Poland and Slovakia are now among a total of 78 national and international contributors to the world’s safety backup for crop diversity, the Svalbard Global Seed Vault. This vault contains seeds from almost every country in the world, which are safely stored as a back-up beneath the Arctic permafrost.
Also included in the additions are samples from two returning depositors. The genebank at the Agricultural Plant Genetic Resources Research and Conservation Centre (APGRC) contributed Sudan’s third box since the nation’s first deposit in 2010, protecting over 300 more accessions of sorghum, cowpea, and the forage kikuyu grass. And the genebank of one of CGIAR’s centers, the International Center for Agricultural Research in the Dry Areas (ICARDA), contributed its 190th box of seeds, containing samples of lentils and chickpeas, as well as cereals such as wild oats and barley.
The Global Seed Vault
With these new seed deposits, the Svalbard Global Seed Vault now safely houses 992,039 samples from around the world, each a vital piece of the puzzle of safeguarding our food supply.

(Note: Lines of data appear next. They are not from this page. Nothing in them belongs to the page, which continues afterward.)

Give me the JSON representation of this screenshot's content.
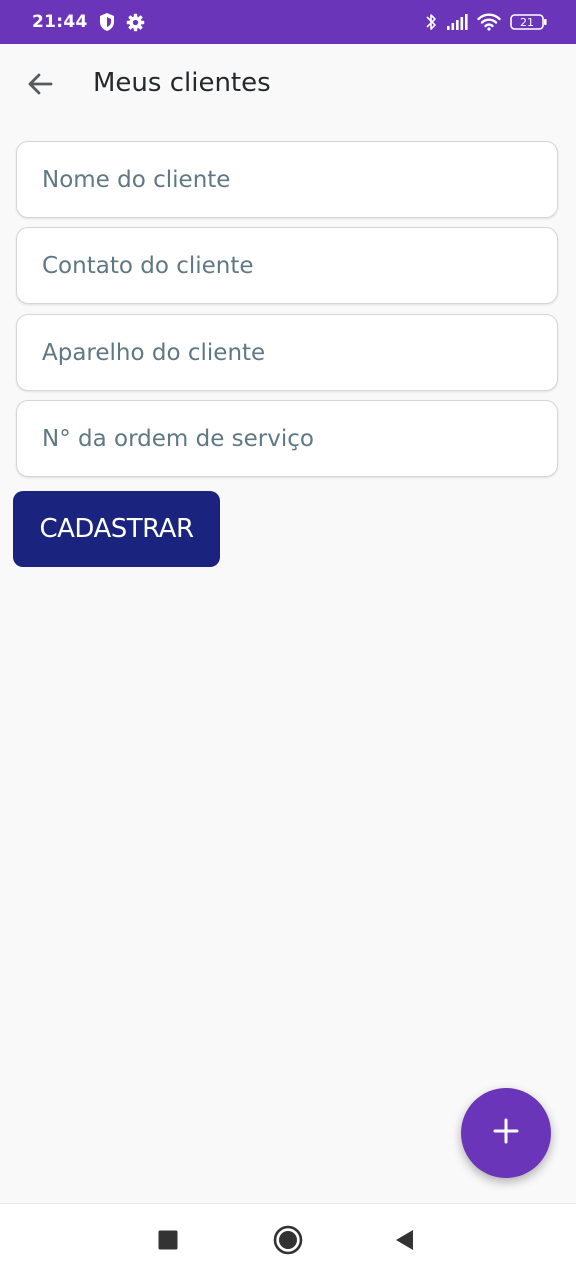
{
  "status_bar": {
    "time": "21:44",
    "battery": "21",
    "icons": [
      "shield-icon",
      "gear-icon",
      "bluetooth-icon",
      "signal-icon",
      "wifi-icon",
      "battery-icon"
    ]
  },
  "header": {
    "title": "Meus clientes",
    "back_icon": "arrow-left-icon"
  },
  "form": {
    "fields": [
      {
        "placeholder": "Nome do cliente",
        "value": ""
      },
      {
        "placeholder": "Contato do cliente",
        "value": ""
      },
      {
        "placeholder": "Aparelho do cliente",
        "value": ""
      },
      {
        "placeholder": "N° da ordem de serviço",
        "value": ""
      }
    ],
    "submit_label": "CADASTRAR"
  },
  "fab": {
    "icon": "plus-icon"
  },
  "nav_bar": {
    "icons": [
      "recents-square-icon",
      "home-circle-icon",
      "back-triangle-icon"
    ]
  },
  "colors": {
    "accent": "#6a35b8",
    "button": "#1a237e",
    "background": "#f9f9f9",
    "placeholder": "#607883"
  }
}
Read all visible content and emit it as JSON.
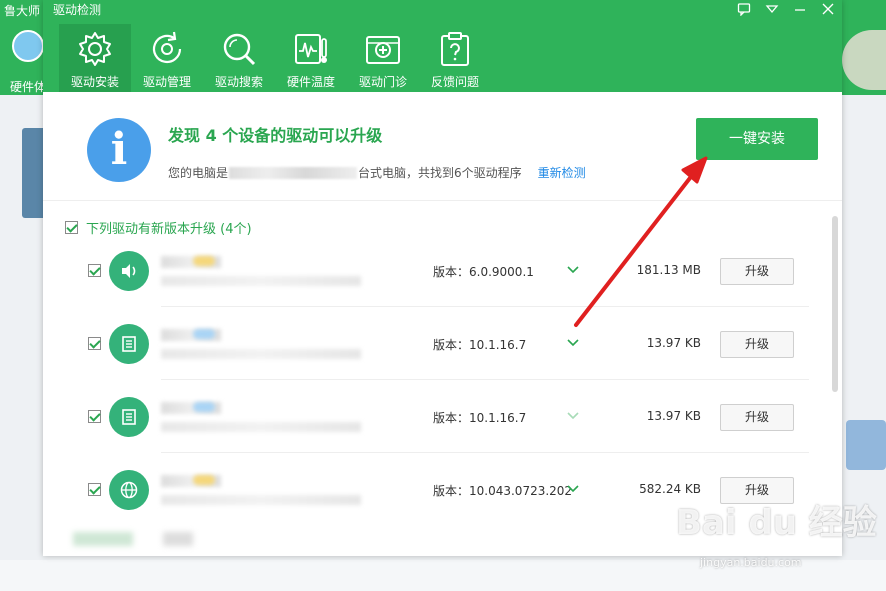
{
  "background": {
    "app_title": "鲁大师",
    "hw_label": "硬件体"
  },
  "dialog": {
    "title": "驱动检测",
    "window_buttons": [
      "message-icon",
      "dropdown-icon",
      "minimize-icon",
      "close-icon"
    ],
    "tabs": [
      {
        "label": "驱动安装",
        "icon": "gear-icon",
        "active": true
      },
      {
        "label": "驱动管理",
        "icon": "refresh-icon",
        "active": false
      },
      {
        "label": "驱动搜索",
        "icon": "search-icon",
        "active": false
      },
      {
        "label": "硬件温度",
        "icon": "thermometer-icon",
        "active": false
      },
      {
        "label": "驱动门诊",
        "icon": "clinic-icon",
        "active": false
      },
      {
        "label": "反馈问题",
        "icon": "clipboard-icon",
        "active": false
      }
    ]
  },
  "info": {
    "title": "发现 4 个设备的驱动可以升级",
    "sub_prefix": "您的电脑是",
    "sub_suffix": "台式电脑，共找到6个驱动程序",
    "recheck": "重新检测",
    "install_all": "一键安装"
  },
  "section": {
    "label": "下列驱动有新版本升级 (4个)"
  },
  "drivers": [
    {
      "icon": "speaker-icon",
      "version": "版本：6.0.9000.1",
      "size": "181.13 MB",
      "upgrade": "升级",
      "badge": "#f5d77a"
    },
    {
      "icon": "chip-icon",
      "version": "版本：10.1.16.7",
      "size": "13.97 KB",
      "upgrade": "升级",
      "badge": "#a9d4f5"
    },
    {
      "icon": "chip-icon",
      "version": "版本：10.1.16.7",
      "size": "13.97 KB",
      "upgrade": "升级",
      "badge": "#a9d4f5"
    },
    {
      "icon": "globe-icon",
      "version": "版本：10.043.0723.202",
      "size": "582.24 KB",
      "upgrade": "升级",
      "badge": "#f5d77a"
    }
  ],
  "colors": {
    "accent": "#2fb35a",
    "link": "#1e88e5",
    "annotation": "#e02020"
  },
  "watermark": {
    "text": "Bai du 经验",
    "url": "jingyan.baidu.com"
  }
}
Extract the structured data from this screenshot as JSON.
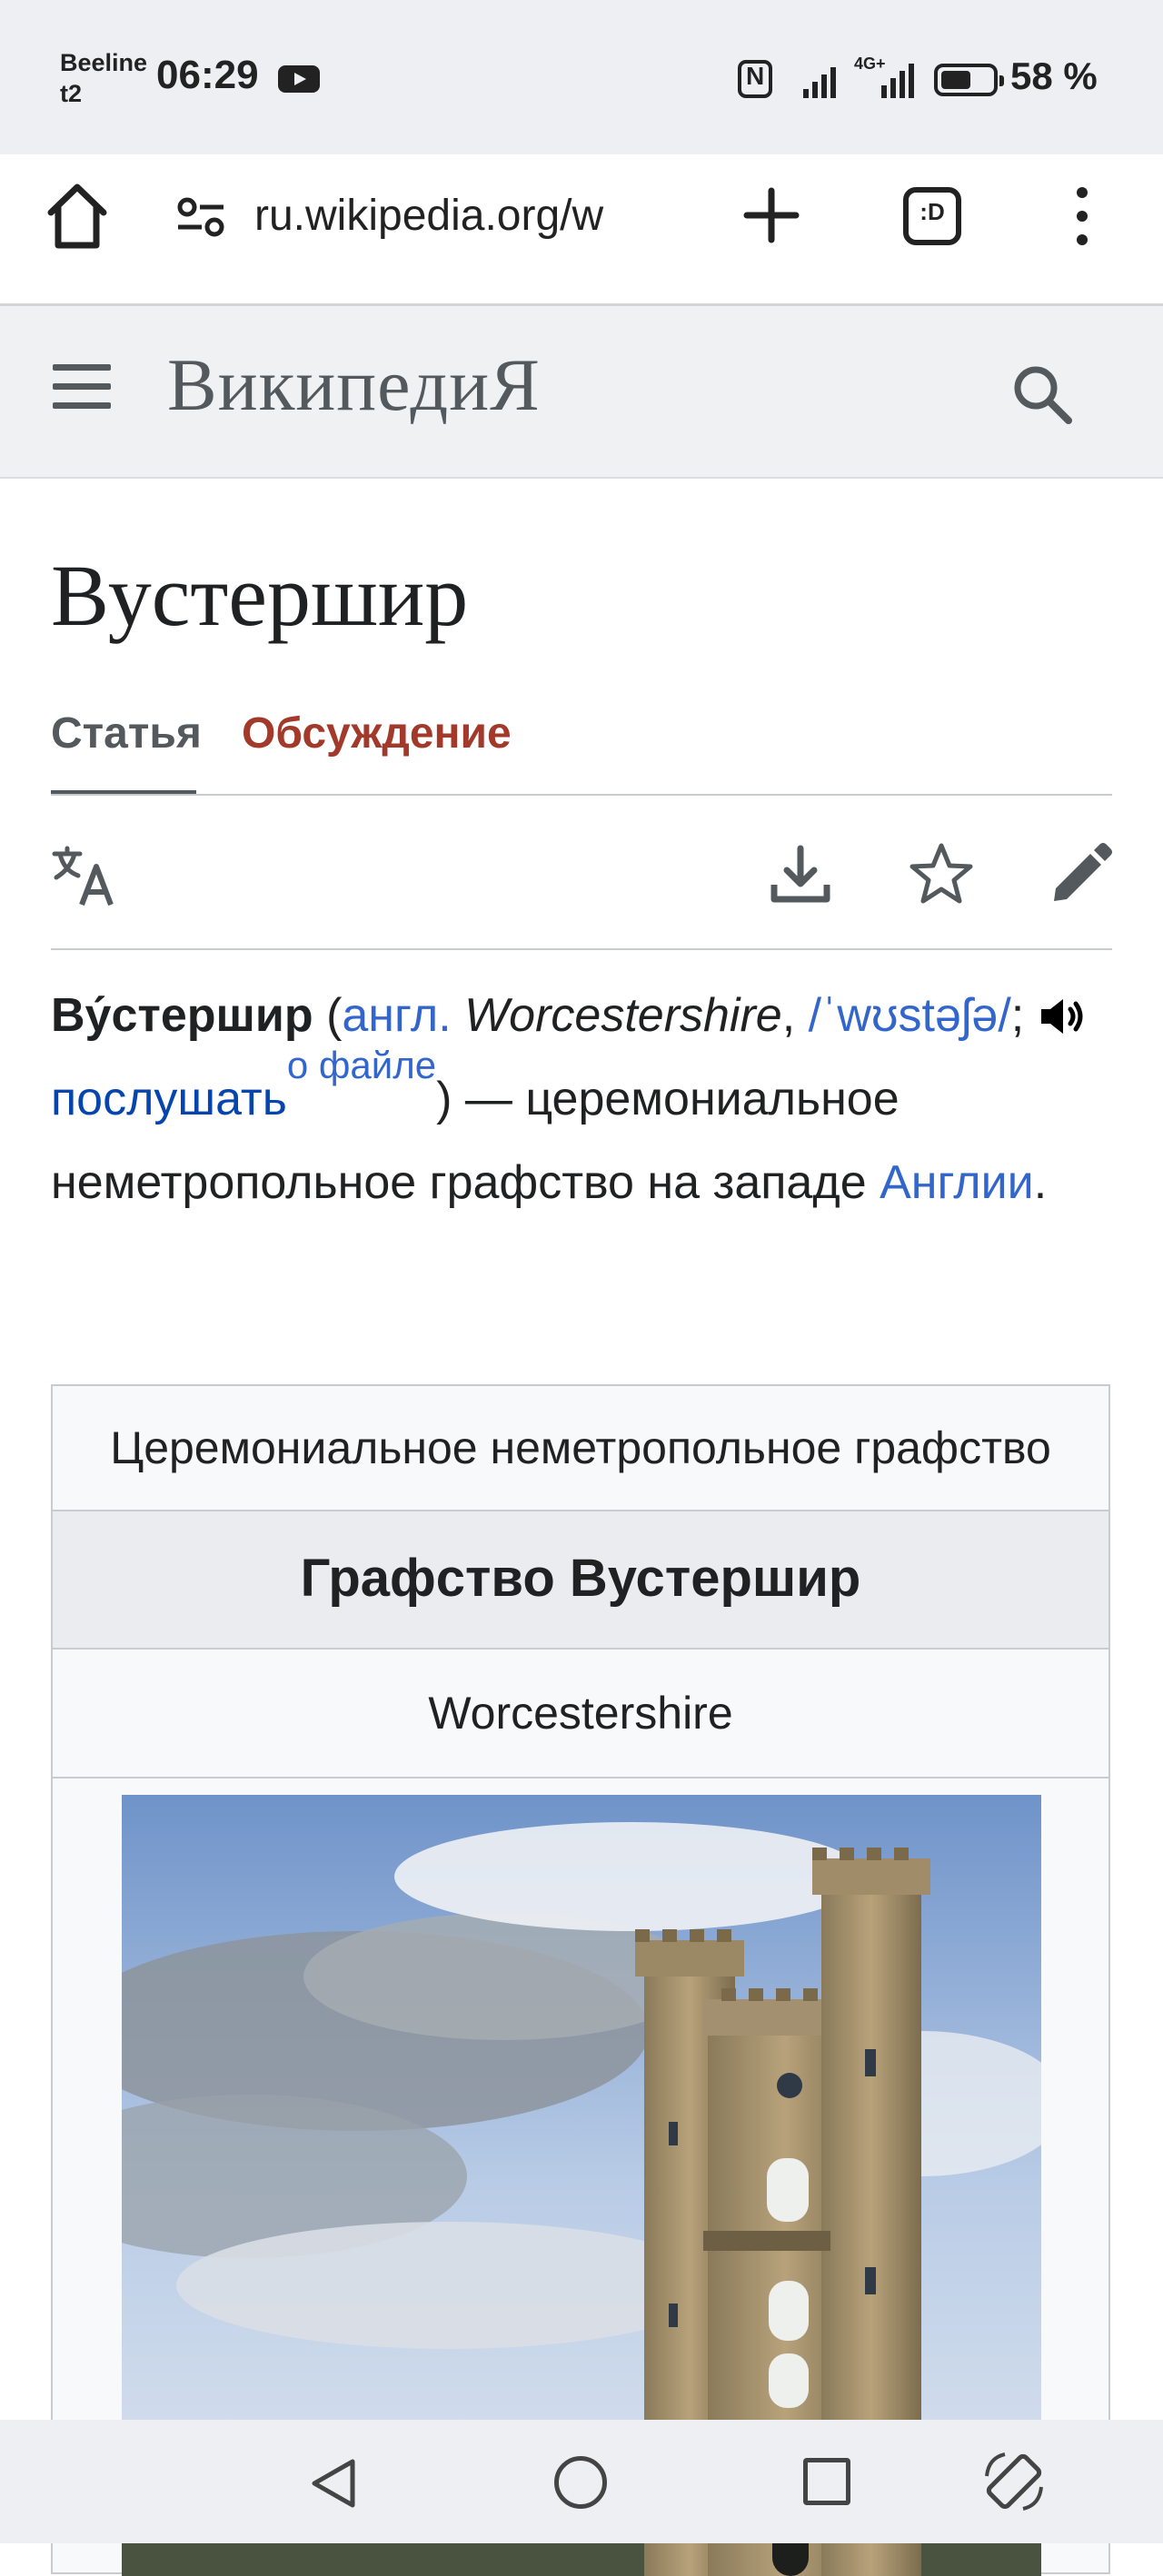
{
  "status_bar": {
    "carrier_line1": "Beeline",
    "carrier_line2": "t2",
    "time": "06:29",
    "network": "4G+",
    "battery": "58 %"
  },
  "browser": {
    "url": "ru.wikipedia.org/w",
    "tab_count_label": ":D"
  },
  "wiki_header": {
    "wordmark": "ВикипедиЯ"
  },
  "article": {
    "title": "Вустершир",
    "tabs": [
      {
        "label": "Статья",
        "active": true
      },
      {
        "label": "Обсуждение",
        "active": false
      }
    ],
    "lead": {
      "bold_name": "Ву́стершир",
      "open_paren": " (",
      "lang_link": "англ.",
      "english_name": " Worcestershire",
      "comma": ", ",
      "ipa": "/ˈwʊstəʃə/",
      "semicolon": "; ",
      "listen_link": "послушать",
      "file_sup": "о файле",
      "close_paren": ") — ",
      "text_main": "церемониальное неметропольное графство на западе ",
      "england_link": "Англии",
      "period": "."
    }
  },
  "infobox": {
    "type": "Церемониальное неметропольное графство",
    "name": "Графство Вустершир",
    "english_name": "Worcestershire"
  },
  "colors": {
    "link": "#3366cc",
    "talk_tab": "#a2392b",
    "text": "#202122"
  },
  "icons": [
    "home-icon",
    "site-settings-icon",
    "plus-icon",
    "tabs-icon",
    "more-vert-icon",
    "menu-icon",
    "search-icon",
    "translate-icon",
    "download-icon",
    "star-icon",
    "edit-icon",
    "speaker-icon",
    "back-icon",
    "home-circle-icon",
    "recents-icon",
    "rotate-icon"
  ]
}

On top of these new contributions a grant of EUR 10 million from the German Development Bank (KfW) to the Global Crop Diversity Trust was announced on 24 October by Gerd Müller, Federal Minister of Economic Cooperation and Development, on the occasion of his visit to the Svalbard Global Seed Vault.
This allows the Bonn-based Crop Trust to expand its work towards safeguarding the raw materials of agriculture worldwide. The Crop Trust is working to help establish and fund a global system for the conservation of crop diversity. To fulfil its mission, it supports national and international genebanks around the world, as well as the Svalbard Global Seed Vault.